The Salem Civic Center is a 6,820-seat multi-purpose arena in Salem, Virginia. It was built in 1967 and is part of the James E. Taliaferro Sports and Entertainment Complex (named after a former mayor of Salem), which also includes Salem Stadium and the Salem Memorial Baseball Stadium. The Salem Civic Center was originally known as the Salem-Roanoke Valley Civic Center, but the county withdrew its financial backing in the 1980s.

The civic center was home to the Salem Rebels and Salem Raiders ice hockey teams in the 1960s and 1970s. The NCAA Division III men's college basketball championship was held at the civic center for many years. Boxing, professional wrestling, rodeos, and high school basketball games are typical events.

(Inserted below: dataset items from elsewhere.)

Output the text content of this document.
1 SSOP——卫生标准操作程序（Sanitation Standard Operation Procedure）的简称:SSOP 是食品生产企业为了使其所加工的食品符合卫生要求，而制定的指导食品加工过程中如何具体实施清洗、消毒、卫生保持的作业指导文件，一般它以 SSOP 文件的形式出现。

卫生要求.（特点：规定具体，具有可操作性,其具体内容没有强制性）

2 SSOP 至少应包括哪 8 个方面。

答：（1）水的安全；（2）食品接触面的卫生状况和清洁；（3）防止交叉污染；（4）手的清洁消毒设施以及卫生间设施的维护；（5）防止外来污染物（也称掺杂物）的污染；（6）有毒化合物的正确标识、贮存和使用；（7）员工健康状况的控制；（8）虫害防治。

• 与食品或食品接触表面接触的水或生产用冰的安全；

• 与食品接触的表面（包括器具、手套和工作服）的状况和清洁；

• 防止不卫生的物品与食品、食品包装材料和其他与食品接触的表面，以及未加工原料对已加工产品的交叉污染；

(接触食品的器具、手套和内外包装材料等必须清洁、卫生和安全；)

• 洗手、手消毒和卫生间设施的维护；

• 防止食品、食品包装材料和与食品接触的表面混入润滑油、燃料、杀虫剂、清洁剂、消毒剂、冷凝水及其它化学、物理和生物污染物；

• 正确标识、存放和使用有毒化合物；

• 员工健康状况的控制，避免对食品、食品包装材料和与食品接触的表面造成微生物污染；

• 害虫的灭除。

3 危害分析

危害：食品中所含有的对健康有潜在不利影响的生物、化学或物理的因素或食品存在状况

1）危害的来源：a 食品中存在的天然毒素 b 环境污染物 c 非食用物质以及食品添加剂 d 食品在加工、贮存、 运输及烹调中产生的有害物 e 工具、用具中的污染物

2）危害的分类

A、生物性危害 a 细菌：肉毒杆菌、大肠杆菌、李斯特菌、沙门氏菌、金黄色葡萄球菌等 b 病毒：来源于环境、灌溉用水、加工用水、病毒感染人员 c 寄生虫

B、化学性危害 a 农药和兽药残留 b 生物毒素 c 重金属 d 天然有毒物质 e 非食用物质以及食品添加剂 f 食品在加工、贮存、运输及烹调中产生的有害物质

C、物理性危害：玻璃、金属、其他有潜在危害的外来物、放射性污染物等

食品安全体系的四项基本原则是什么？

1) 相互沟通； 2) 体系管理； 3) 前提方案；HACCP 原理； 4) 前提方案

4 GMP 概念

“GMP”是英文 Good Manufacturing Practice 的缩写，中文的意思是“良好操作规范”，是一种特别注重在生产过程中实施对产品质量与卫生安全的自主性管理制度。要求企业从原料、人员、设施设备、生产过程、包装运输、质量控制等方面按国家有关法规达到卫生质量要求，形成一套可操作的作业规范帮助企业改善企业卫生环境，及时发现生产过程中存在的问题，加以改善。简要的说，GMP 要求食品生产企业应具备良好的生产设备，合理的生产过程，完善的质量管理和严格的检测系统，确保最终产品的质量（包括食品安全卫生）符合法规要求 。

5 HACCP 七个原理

In addition to sporting events, the Salem Civic Center also hosts concerts, circuses, conventions and trade shows. The annual Roanoke Valley Horse Show and Salem Fair are held at the civic center and the adjacent grounds. It is also currently the largest convention facility in the Roanoke Valley; there is a total of 40000 sqft of space in the main arena, the community room (which can be divided into three smaller rooms) and three other rooms.

== Use in Borat ==
The center was infamously used for a scene in the 2006 mockumentary movie Borat, which includes the titular character singing a made-up (and humorously insulting) version of the Kazakhstan national anthem to the tune of "The Star-Spangled Banner" to a jeering Virginian crowd who were not aware of the mockumentary being made.